With that said I I will admit I couldn't tell you off the top of my head what trigonometry actually is.
It's the study of the geometry of triangles (trigon - three-sided polygon + metry - roughly measurement of, with an extra o to join them together). You can use the basic principles of some parts of it to make life easier.
For example, the "3-4-5 rule", based on the Pythagorean Theorem. If you need to make sure that something is roughly a 90° angle measure 3 units up one side and mark it, 4 units up the other and mark it, then measure the distance between the marks. If it is 5 units, then you have a 90° angle. The super cool thing is that you can use any unit used to measure linear distance; inches, angstroms, furlongs, kilometers, beard-seconds, whatever.

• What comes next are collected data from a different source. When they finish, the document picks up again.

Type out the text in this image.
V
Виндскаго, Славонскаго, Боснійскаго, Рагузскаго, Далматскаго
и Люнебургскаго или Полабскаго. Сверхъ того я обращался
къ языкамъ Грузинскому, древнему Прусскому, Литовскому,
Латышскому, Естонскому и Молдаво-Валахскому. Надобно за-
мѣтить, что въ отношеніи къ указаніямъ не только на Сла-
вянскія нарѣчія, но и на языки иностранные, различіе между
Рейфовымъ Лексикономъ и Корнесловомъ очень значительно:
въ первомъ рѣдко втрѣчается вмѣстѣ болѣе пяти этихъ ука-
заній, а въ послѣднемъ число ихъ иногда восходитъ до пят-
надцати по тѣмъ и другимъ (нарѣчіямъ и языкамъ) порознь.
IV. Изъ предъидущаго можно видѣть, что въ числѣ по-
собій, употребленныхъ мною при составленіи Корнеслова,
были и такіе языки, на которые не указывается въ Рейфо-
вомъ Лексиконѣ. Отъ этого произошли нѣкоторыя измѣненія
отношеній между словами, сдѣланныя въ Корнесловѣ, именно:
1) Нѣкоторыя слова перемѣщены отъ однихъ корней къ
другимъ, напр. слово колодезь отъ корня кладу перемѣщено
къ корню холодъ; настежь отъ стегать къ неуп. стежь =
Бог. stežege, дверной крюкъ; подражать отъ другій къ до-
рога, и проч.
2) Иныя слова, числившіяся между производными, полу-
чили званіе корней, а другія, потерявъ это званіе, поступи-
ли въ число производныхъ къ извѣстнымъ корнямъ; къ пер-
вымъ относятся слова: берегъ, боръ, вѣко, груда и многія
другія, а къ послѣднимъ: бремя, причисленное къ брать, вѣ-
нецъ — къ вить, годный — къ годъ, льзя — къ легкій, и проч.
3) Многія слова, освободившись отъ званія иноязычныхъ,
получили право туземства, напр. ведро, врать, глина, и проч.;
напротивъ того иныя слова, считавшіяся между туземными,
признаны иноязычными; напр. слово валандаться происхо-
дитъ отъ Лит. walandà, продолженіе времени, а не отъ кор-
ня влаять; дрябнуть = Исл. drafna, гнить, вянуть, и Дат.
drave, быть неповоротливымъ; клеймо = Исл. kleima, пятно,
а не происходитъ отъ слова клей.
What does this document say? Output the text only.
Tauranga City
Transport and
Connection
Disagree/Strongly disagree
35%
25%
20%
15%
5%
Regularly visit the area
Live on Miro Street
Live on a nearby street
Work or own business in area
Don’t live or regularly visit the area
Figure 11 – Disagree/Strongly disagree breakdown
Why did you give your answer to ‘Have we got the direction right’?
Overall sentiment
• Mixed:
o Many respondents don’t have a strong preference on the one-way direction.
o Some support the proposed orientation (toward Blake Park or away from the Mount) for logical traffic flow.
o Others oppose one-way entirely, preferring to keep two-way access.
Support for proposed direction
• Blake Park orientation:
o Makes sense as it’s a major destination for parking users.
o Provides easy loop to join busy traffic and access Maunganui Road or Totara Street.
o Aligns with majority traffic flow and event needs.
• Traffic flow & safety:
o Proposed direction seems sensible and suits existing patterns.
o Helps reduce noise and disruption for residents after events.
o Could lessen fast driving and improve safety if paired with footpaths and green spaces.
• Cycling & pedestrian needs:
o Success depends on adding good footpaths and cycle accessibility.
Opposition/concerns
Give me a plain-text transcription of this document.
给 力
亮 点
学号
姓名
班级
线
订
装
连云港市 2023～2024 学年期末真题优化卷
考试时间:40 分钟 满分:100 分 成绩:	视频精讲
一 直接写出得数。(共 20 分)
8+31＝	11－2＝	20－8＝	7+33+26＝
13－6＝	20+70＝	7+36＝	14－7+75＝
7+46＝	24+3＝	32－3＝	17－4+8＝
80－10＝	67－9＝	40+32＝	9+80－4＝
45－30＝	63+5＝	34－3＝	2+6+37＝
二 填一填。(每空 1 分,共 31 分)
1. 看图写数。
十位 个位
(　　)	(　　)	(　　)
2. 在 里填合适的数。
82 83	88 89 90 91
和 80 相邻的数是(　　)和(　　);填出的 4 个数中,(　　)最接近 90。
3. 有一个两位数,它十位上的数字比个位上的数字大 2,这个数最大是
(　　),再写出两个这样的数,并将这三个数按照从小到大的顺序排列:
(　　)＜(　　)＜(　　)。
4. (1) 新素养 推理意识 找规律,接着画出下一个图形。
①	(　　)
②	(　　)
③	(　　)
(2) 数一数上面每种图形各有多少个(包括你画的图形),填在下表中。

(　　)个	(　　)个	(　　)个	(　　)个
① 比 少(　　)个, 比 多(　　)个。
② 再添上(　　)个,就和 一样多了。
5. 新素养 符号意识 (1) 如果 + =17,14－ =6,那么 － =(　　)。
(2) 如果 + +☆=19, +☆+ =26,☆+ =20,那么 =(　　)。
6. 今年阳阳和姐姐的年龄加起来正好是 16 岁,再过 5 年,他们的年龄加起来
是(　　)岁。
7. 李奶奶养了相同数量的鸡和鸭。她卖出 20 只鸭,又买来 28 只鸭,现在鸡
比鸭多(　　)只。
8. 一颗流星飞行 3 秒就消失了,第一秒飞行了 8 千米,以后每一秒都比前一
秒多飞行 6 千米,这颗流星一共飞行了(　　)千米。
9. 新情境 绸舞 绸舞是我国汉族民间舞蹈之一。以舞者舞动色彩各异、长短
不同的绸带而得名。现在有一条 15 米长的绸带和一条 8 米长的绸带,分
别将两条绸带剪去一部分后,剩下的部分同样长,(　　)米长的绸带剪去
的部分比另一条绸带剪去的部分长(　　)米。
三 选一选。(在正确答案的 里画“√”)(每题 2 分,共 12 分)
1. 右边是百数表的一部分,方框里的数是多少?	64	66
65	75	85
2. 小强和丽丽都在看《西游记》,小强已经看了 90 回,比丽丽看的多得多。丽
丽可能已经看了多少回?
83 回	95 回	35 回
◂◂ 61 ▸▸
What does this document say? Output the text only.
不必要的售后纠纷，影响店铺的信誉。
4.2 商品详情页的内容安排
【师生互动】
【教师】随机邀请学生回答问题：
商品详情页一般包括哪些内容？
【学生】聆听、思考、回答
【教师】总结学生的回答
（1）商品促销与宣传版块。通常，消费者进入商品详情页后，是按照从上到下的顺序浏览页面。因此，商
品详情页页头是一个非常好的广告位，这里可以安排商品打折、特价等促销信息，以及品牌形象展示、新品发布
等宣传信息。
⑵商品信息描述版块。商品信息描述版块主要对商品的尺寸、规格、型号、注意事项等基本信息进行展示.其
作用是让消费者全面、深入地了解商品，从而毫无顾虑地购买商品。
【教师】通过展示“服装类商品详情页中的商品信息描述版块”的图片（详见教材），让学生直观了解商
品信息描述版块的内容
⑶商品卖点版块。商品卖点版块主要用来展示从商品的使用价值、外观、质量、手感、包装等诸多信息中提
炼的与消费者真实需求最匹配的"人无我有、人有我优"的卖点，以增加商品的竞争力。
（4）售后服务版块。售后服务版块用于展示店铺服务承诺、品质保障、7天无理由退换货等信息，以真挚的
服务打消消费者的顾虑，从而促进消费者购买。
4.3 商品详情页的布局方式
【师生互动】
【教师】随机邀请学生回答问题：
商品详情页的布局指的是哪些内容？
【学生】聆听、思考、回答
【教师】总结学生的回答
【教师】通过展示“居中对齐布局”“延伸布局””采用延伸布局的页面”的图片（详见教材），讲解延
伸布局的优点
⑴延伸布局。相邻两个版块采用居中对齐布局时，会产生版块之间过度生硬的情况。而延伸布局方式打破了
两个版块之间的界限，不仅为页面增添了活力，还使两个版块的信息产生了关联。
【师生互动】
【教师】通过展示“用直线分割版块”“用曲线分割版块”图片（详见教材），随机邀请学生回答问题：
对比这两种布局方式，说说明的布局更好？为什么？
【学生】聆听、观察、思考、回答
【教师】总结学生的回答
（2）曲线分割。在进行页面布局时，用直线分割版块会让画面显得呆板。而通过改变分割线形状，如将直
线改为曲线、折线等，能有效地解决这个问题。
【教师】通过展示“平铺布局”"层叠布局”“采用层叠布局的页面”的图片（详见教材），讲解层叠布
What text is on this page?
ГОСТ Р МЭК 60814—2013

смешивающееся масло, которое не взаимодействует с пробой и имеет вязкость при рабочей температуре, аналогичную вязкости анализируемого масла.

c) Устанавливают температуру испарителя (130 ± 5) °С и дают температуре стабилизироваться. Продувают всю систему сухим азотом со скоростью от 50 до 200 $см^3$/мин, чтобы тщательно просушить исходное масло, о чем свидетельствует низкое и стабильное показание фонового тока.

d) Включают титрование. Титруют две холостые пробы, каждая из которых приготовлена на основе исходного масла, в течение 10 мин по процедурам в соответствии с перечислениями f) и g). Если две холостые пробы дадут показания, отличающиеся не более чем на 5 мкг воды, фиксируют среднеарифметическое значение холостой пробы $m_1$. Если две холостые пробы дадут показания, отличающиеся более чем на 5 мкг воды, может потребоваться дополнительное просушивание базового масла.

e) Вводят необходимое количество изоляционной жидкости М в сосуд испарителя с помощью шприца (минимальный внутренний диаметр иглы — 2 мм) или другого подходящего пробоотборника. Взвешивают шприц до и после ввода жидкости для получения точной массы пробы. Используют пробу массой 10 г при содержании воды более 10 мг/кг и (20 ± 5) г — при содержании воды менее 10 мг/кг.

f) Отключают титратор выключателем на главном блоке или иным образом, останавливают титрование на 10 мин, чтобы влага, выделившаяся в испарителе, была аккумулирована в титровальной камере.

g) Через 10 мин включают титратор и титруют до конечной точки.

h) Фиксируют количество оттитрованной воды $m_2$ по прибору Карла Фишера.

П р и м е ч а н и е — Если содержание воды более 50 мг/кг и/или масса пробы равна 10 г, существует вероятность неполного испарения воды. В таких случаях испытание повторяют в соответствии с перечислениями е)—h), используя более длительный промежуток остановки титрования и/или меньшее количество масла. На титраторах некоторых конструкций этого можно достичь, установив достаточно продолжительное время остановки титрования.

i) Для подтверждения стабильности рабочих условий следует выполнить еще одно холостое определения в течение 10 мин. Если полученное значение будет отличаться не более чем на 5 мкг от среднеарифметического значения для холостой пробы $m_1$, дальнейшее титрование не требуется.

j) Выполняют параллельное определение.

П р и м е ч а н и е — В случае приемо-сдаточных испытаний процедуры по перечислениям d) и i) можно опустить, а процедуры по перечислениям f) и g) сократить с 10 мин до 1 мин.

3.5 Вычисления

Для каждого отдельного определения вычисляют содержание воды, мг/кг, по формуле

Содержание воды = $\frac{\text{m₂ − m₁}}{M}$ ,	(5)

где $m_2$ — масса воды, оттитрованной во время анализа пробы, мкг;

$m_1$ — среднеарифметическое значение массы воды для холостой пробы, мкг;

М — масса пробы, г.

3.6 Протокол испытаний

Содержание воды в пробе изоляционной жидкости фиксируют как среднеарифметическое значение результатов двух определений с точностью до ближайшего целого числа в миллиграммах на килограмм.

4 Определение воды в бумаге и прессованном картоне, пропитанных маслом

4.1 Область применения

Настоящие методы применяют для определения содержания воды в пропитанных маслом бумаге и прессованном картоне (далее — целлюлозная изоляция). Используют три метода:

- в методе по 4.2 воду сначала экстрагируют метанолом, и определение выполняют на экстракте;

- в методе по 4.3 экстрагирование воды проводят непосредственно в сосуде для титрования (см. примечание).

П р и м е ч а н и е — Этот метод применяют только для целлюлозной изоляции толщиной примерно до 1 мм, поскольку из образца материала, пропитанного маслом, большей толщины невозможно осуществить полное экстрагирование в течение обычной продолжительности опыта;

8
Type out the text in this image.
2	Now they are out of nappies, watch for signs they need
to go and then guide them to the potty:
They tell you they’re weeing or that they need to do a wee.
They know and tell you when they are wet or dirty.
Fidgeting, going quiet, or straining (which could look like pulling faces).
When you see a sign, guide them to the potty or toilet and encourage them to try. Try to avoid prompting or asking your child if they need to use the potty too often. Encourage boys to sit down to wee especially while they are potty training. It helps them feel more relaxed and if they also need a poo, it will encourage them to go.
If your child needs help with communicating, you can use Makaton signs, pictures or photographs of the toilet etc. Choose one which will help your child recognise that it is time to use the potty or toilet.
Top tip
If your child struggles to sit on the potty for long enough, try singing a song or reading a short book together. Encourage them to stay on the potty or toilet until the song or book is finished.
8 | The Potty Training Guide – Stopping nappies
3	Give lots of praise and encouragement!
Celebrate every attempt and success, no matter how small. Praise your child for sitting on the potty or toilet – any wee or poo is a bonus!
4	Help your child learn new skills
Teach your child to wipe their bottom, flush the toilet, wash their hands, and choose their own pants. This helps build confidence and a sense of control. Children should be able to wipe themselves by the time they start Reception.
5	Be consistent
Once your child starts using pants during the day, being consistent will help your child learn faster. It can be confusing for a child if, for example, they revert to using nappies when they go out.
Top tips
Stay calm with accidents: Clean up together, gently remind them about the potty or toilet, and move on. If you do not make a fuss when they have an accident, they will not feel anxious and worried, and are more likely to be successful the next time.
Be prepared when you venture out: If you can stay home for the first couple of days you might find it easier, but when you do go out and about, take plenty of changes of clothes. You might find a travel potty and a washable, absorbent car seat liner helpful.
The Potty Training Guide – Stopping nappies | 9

ooooh ok! interesting, good to know thanks
You're welcome! It's a super cool trick that an electrician taught me years ago.
must've been a shock
A bit but I quickly understood its potential.
Trig...gered
No, that would be your parents‘ task.
What if your parents are autistic as well? Mine were.
I used to think like this but let's be honest, it's not a fair shake. Social services should be somewhat capable of making up for poor, abusive, or absent parenting. School being the one social service children are practically guaranteed to interact with, it seems like a fair approach.
Maybe additionally, trigonometry is actually pretty useful. Learning capacity isn't that limited, it's motivation and attention that's constantly out of stock.
Certainly can teach both. Math is not the problem school systems have and yet are always the target of abuse.
Even if they taught you that in school, you still wouldn't listen.